The RHIC dipole coil cross-section was optimized for small b2 at design field and small b4 at injection (yoke was optimized for small variations in between). The final phase of dipole production showed that on the average both were much smaller than the geometric tolerances (25 micron or 1 mil) in parts. Even a 10 micron systematic error in the critical wedge would have generated larger systematic harmonic errors than measured.
The RHIC magnet design philosophy was based on a flexible approach where a mid-course correction in the manufacturing could be easily applied without disrupting the production. This approach accommodated geometric errors in individual parts, kept production line moving smoothly and made magnets with average field errors less than the geometric tolerances in parts.

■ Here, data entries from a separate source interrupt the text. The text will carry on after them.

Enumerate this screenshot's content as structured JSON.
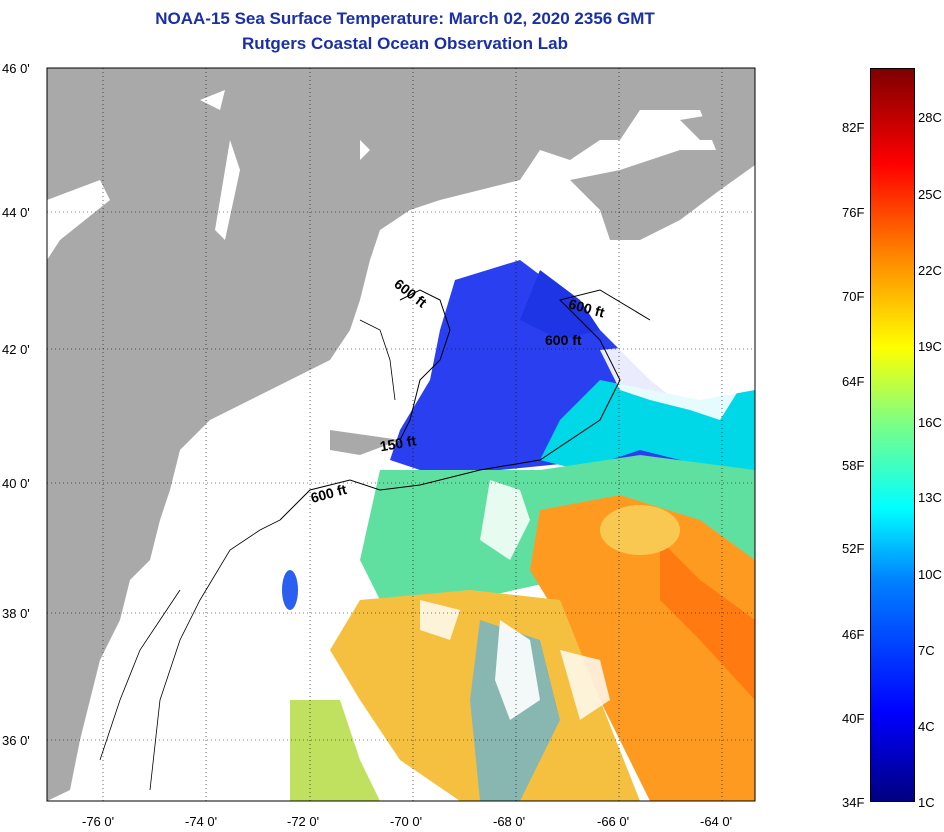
{
  "title_line1": "NOAA-15 Sea Surface Temperature:  March 02, 2020 2356 GMT",
  "title_line2": "Rutgers Coastal Ocean Observation Lab",
  "lat_labels": [
    "46 0'",
    "44 0'",
    "42 0'",
    "40 0'",
    "38 0'",
    "36 0'"
  ],
  "lon_labels": [
    "-76 0'",
    "-74 0'",
    "-72 0'",
    "-70 0'",
    "-68 0'",
    "-66 0'",
    "-64 0'"
  ],
  "contour_labels": [
    "600 ft",
    "600 ft",
    "600 ft",
    "150 ft",
    "600 ft"
  ],
  "colorbar_f": [
    "82F",
    "76F",
    "70F",
    "64F",
    "58F",
    "52F",
    "46F",
    "40F",
    "34F"
  ],
  "colorbar_c": [
    "28C",
    "25C",
    "22C",
    "19C",
    "16C",
    "13C",
    "10C",
    "7C",
    "4C",
    "1C"
  ],
  "colors": {
    "land": "#a9a9a9",
    "title": "#1a2fa8"
  }
}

RMS errors (shown earlier) were also much smaller than previously thought possible. RHIC dipoles use phenolic RX630 spacers between the coil and iron. This is a critical component which defines coil geometry and hence influences the geometric errors in field harmonics. This component had part to part variation of 2-3 mils instead of 1 mil. However, the RMS errors in RHIC magnets (generated from this and other parts) were much smaller. Explanation: the field errors are smaller than the corresponding mechanical errors in parts thanks to averaging (if the quantity of those components is large) and symmetry effects (if the components are used in a symmetric fashion).
Conclusion: Both systematic and random geometric field errors in magnets are much smaller than the geometric tolerances in parts.